I’d even to go as far as to claim that Chase Scenes is not even about the meaning of being chased. Not really. A comparison might be helpful here. When I saw Chase Scenes, I thought of Christian Marclay, whose most famous work The Clock montages minute-long clips of clocks from movies, arranged so that the time on screen changes in real time. Marclay’s Made to Be Destroyed – which at the time of writing is on show again in the White Cube’s ‘Memory Palace’ exhibition – similarly presents movie clips of artwork being damaged.
One of the things Marclay’s work does is to find meaning in the clips’ convergence. Made to Be Destroyed, for example, seeks to find out what it means for art to be destroyed in films. Patterns and taxonomies emerge. Marclay’s work does other things, sure, but a key facet of these kind of montages is that on some level they are interrogative: they seek to find out something more about their theme, a meaning that resides in the clips together that is either not there or less discernible in each individually. Chase Scenes does not do this.
Instead, Chase Scenes is interested – obsessively – in the physicality of being chased. The mechanics of being chased. Each chase scene is both performed and broadcast live via camera units held by the cast (Alexandra Elliott, Hilary Crist and Ming Hon) – usually whichever member or members are not themselves performing the act of being chased.
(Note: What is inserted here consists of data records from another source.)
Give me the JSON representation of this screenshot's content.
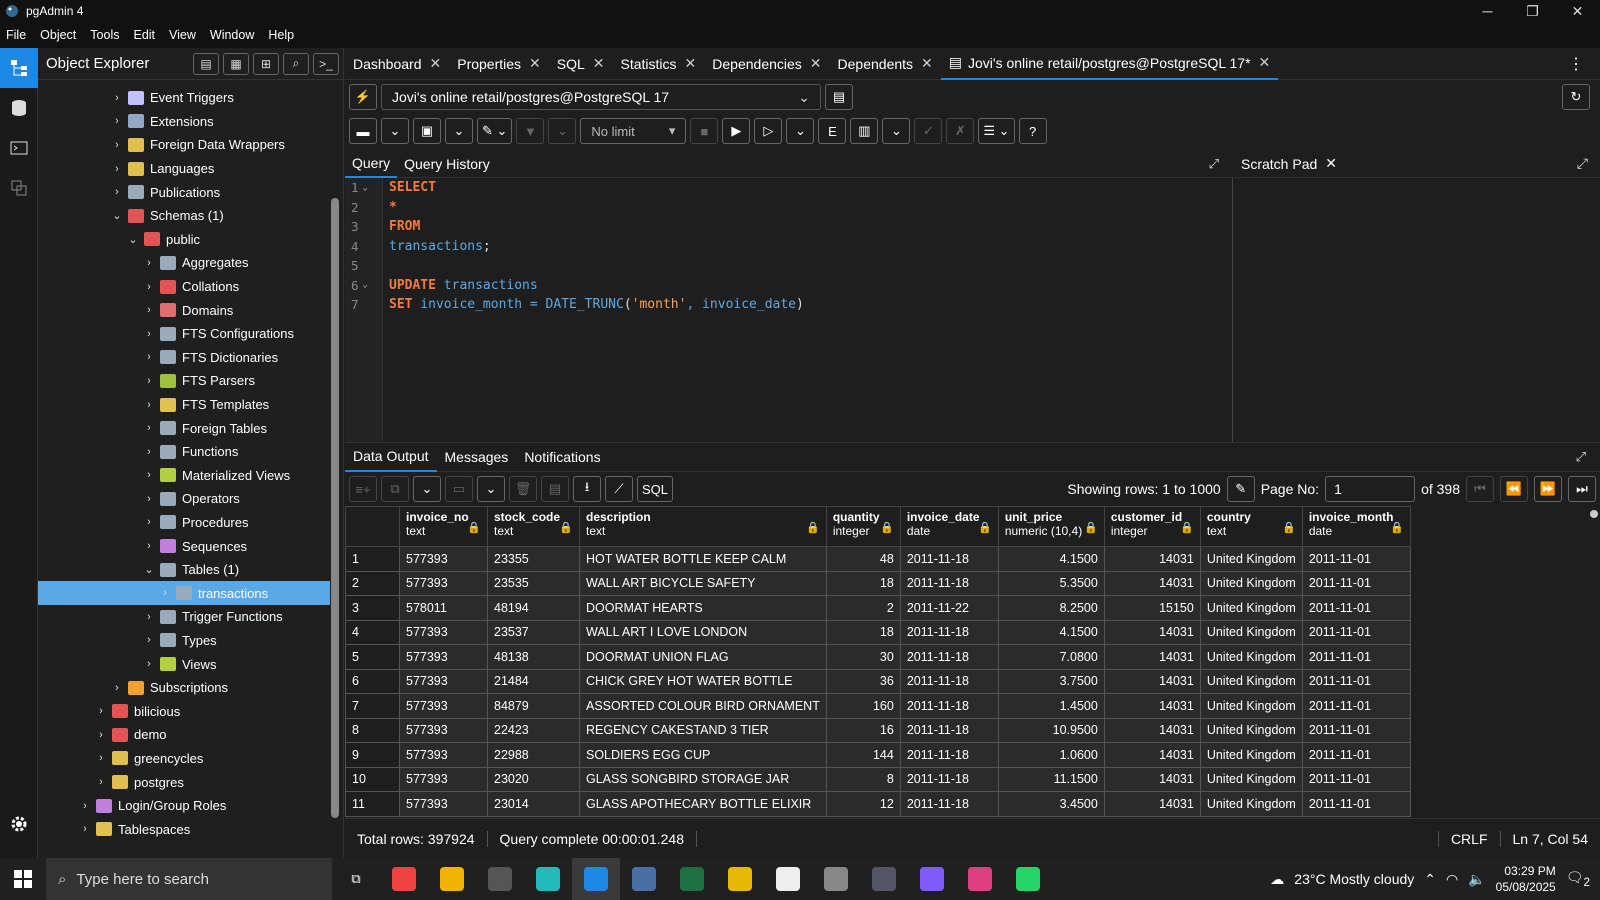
{
  "window": {
    "title": "pgAdmin 4",
    "min": "─",
    "max": "❐",
    "close": "✕"
  },
  "menu": [
    "File",
    "Object",
    "Tools",
    "Edit",
    "View",
    "Window",
    "Help"
  ],
  "explorer": {
    "title": "Object Explorer",
    "tree": [
      {
        "label": "Event Triggers",
        "indent": 2,
        "arrow": "›",
        "color": "#c0c0ff"
      },
      {
        "label": "Extensions",
        "indent": 2,
        "arrow": "›",
        "color": "#8fa8c8"
      },
      {
        "label": "Foreign Data Wrappers",
        "indent": 2,
        "arrow": "›",
        "color": "#e0c050"
      },
      {
        "label": "Languages",
        "indent": 2,
        "arrow": "›",
        "color": "#e0c050"
      },
      {
        "label": "Publications",
        "indent": 2,
        "arrow": "›",
        "color": "#9ab"
      },
      {
        "label": "Schemas (1)",
        "indent": 2,
        "arrow": "⌄",
        "color": "#e05555"
      },
      {
        "label": "public",
        "indent": 3,
        "arrow": "⌄",
        "color": "#e05555"
      },
      {
        "label": "Aggregates",
        "indent": 4,
        "arrow": "›",
        "color": "#9ab"
      },
      {
        "label": "Collations",
        "indent": 4,
        "arrow": "›",
        "color": "#e05555"
      },
      {
        "label": "Domains",
        "indent": 4,
        "arrow": "›",
        "color": "#e07070"
      },
      {
        "label": "FTS Configurations",
        "indent": 4,
        "arrow": "›",
        "color": "#9ab"
      },
      {
        "label": "FTS Dictionaries",
        "indent": 4,
        "arrow": "›",
        "color": "#9ab"
      },
      {
        "label": "FTS Parsers",
        "indent": 4,
        "arrow": "›",
        "color": "#a0c040"
      },
      {
        "label": "FTS Templates",
        "indent": 4,
        "arrow": "›",
        "color": "#e0c050"
      },
      {
        "label": "Foreign Tables",
        "indent": 4,
        "arrow": "›",
        "color": "#9ab"
      },
      {
        "label": "Functions",
        "indent": 4,
        "arrow": "›",
        "color": "#9ab"
      },
      {
        "label": "Materialized Views",
        "indent": 4,
        "arrow": "›",
        "color": "#b0d040"
      },
      {
        "label": "Operators",
        "indent": 4,
        "arrow": "›",
        "color": "#9ab"
      },
      {
        "label": "Procedures",
        "indent": 4,
        "arrow": "›",
        "color": "#9ab"
      },
      {
        "label": "Sequences",
        "indent": 4,
        "arrow": "›",
        "color": "#c080e0"
      },
      {
        "label": "Tables (1)",
        "indent": 4,
        "arrow": "⌄",
        "color": "#9ab"
      },
      {
        "label": "transactions",
        "indent": 5,
        "arrow": "›",
        "color": "#9ab",
        "selected": true
      },
      {
        "label": "Trigger Functions",
        "indent": 4,
        "arrow": "›",
        "color": "#9ab"
      },
      {
        "label": "Types",
        "indent": 4,
        "arrow": "›",
        "color": "#9ab"
      },
      {
        "label": "Views",
        "indent": 4,
        "arrow": "›",
        "color": "#b0d040"
      },
      {
        "label": "Subscriptions",
        "indent": 2,
        "arrow": "›",
        "color": "#f0a030"
      },
      {
        "label": "bilicious",
        "indent": 1,
        "arrow": "›",
        "color": "#e05555"
      },
      {
        "label": "demo",
        "indent": 1,
        "arrow": "›",
        "color": "#e05555"
      },
      {
        "label": "greencycles",
        "indent": 1,
        "arrow": "›",
        "color": "#e0c050"
      },
      {
        "label": "postgres",
        "indent": 1,
        "arrow": "›",
        "color": "#e0c050"
      },
      {
        "label": "Login/Group Roles",
        "indent": 0,
        "arrow": "›",
        "color": "#c080e0"
      },
      {
        "label": "Tablespaces",
        "indent": 0,
        "arrow": "›",
        "color": "#e0c050"
      }
    ]
  },
  "tabs": [
    {
      "label": "Dashboard"
    },
    {
      "label": "Properties"
    },
    {
      "label": "SQL"
    },
    {
      "label": "Statistics"
    },
    {
      "label": "Dependencies"
    },
    {
      "label": "Dependents"
    },
    {
      "label": "Jovi's online retail/postgres@PostgreSQL 17*",
      "active": true
    }
  ],
  "connection": "Jovi's online retail/postgres@PostgreSQL 17",
  "toolbar": {
    "limit": "No limit"
  },
  "editor": {
    "tabs": [
      "Query",
      "Query History"
    ],
    "scratch_title": "Scratch Pad",
    "lines": [
      [
        {
          "t": "SELECT",
          "c": "kw"
        }
      ],
      [
        {
          "t": "*",
          "c": "kw"
        }
      ],
      [
        {
          "t": "FROM",
          "c": "kw"
        }
      ],
      [
        {
          "t": "transactions",
          "c": "id"
        },
        {
          "t": ";",
          "c": "pl"
        }
      ],
      [],
      [
        {
          "t": "UPDATE",
          "c": "kw"
        },
        {
          "t": " transactions",
          "c": "id"
        }
      ],
      [
        {
          "t": "SET",
          "c": "kw"
        },
        {
          "t": " invoice_month = DATE_TRUNC",
          "c": "id"
        },
        {
          "t": "(",
          "c": "pl"
        },
        {
          "t": "'month'",
          "c": "str"
        },
        {
          "t": ", invoice_date",
          "c": "id"
        },
        {
          "t": ")",
          "c": "pl"
        }
      ]
    ]
  },
  "output": {
    "tabs": [
      "Data Output",
      "Messages",
      "Notifications"
    ],
    "showing": "Showing rows: 1 to 1000",
    "page_label": "Page No:",
    "page_value": "1",
    "page_of": "of 398",
    "sql_btn": "SQL",
    "columns": [
      {
        "name": "invoice_no",
        "type": "text"
      },
      {
        "name": "stock_code",
        "type": "text"
      },
      {
        "name": "description",
        "type": "text"
      },
      {
        "name": "quantity",
        "type": "integer"
      },
      {
        "name": "invoice_date",
        "type": "date"
      },
      {
        "name": "unit_price",
        "type": "numeric (10,4)"
      },
      {
        "name": "customer_id",
        "type": "integer"
      },
      {
        "name": "country",
        "type": "text"
      },
      {
        "name": "invoice_month",
        "type": "date"
      }
    ],
    "rows": [
      [
        "1",
        "577393",
        "23355",
        "HOT WATER BOTTLE KEEP CALM",
        "48",
        "2011-11-18",
        "4.1500",
        "14031",
        "United Kingdom",
        "2011-11-01"
      ],
      [
        "2",
        "577393",
        "23535",
        "WALL ART BICYCLE SAFETY",
        "18",
        "2011-11-18",
        "5.3500",
        "14031",
        "United Kingdom",
        "2011-11-01"
      ],
      [
        "3",
        "578011",
        "48194",
        "DOORMAT HEARTS",
        "2",
        "2011-11-22",
        "8.2500",
        "15150",
        "United Kingdom",
        "2011-11-01"
      ],
      [
        "4",
        "577393",
        "23537",
        "WALL ART I LOVE LONDON",
        "18",
        "2011-11-18",
        "4.1500",
        "14031",
        "United Kingdom",
        "2011-11-01"
      ],
      [
        "5",
        "577393",
        "48138",
        "DOORMAT UNION FLAG",
        "30",
        "2011-11-18",
        "7.0800",
        "14031",
        "United Kingdom",
        "2011-11-01"
      ],
      [
        "6",
        "577393",
        "21484",
        "CHICK GREY HOT WATER BOTTLE",
        "36",
        "2011-11-18",
        "3.7500",
        "14031",
        "United Kingdom",
        "2011-11-01"
      ],
      [
        "7",
        "577393",
        "84879",
        "ASSORTED COLOUR BIRD ORNAMENT",
        "160",
        "2011-11-18",
        "1.4500",
        "14031",
        "United Kingdom",
        "2011-11-01"
      ],
      [
        "8",
        "577393",
        "22423",
        "REGENCY CAKESTAND 3 TIER",
        "16",
        "2011-11-18",
        "10.9500",
        "14031",
        "United Kingdom",
        "2011-11-01"
      ],
      [
        "9",
        "577393",
        "22988",
        "SOLDIERS EGG CUP",
        "144",
        "2011-11-18",
        "1.0600",
        "14031",
        "United Kingdom",
        "2011-11-01"
      ],
      [
        "10",
        "577393",
        "23020",
        "GLASS  SONGBIRD STORAGE JAR",
        "8",
        "2011-11-18",
        "11.1500",
        "14031",
        "United Kingdom",
        "2011-11-01"
      ],
      [
        "11",
        "577393",
        "23014",
        "GLASS APOTHECARY BOTTLE ELIXIR",
        "12",
        "2011-11-18",
        "3.4500",
        "14031",
        "United Kingdom",
        "2011-11-01"
      ]
    ]
  },
  "status": {
    "total_rows": "Total rows: 397924",
    "query_complete": "Query complete 00:00:01.248",
    "eol": "CRLF",
    "cursor": "Ln 7, Col 54"
  },
  "taskbar": {
    "search_placeholder": "Type here to search",
    "weather": "23°C  Mostly cloudy",
    "time": "03:29 PM",
    "date": "05/08/2025",
    "notif_count": "2",
    "apps": [
      "#e44",
      "#f0b400",
      "#555",
      "#2bb",
      "#1e88e5",
      "#4a6fa5",
      "#1d7044",
      "#e6b800",
      "#eee",
      "#888",
      "#556",
      "#7c5cff",
      "#e04080",
      "#25d366"
    ]
  }
}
Mostly, the ‘final’ version of each scene comes together on one of the screens behind the performance, but the audience can see it from additional perspectives, see the artifice and the construction. (Not always though – it’s pretty flexible. Sometimes the screens add extra layers, and the ‘final’ ‘scene’ being constructed might co-exist between screen and live performance). And it is these mechanisms of construction that Chase Scenes seems most concerned with: the paper snow thrown in front of the fan during ‘Blizzard’, the jerking of a neck to sight a pursuer, the angle of a leg during ‘Parkour’.
These details are intensely well observed, especially at the level of facial expression. In the recurring motif of being chased during a dream (see ‘Dream #1’, ‘Dream #2’ etc), pre-recorded footage of one of the three performers shows the expression on their sleeping face during the dream. And each time the audience witnesses on-screen exactly the expression of dreaming exactly what is happening onstage. In ‘Dine & Dash’, two friends finish a meal and run out without paying. And they perform the exact disinterested, semi-distracted, mutedly impish expressions of two people with a prearranged plan to finish a meal and run out without paying.
Don’t get me wrong. I do not feel that the audience sees two actual people running out of a meal without paying. Not in a realisable scenario, with internal reality and characters who have agency. No. I mean the archetype of two people running out of a meal without paying. The ideal of it. A physicalisation of the idea of it. Perhaps it’s the trope-heavy construction of the scenes. Or maybe the generic titles. Or the omission of all else but being chased. But the scenes never feel contingent on anything else but themselves. And yet, this exploration of archetype does not create vagueness. Indeed, each chase scene relishes in being weirdly specific – the exactness with which the archetype can be achieved.
And because the scenes do not readily appear contingent on any scenario outside of themselves, being chased becomes something that is itself done and performed, not something that is done to somebody. Chase Scenes liberates those being chased, whom we can only readily refer to grammatically as object, and refers to them – through these strange, exact and perfectly controlled performances – as subjects.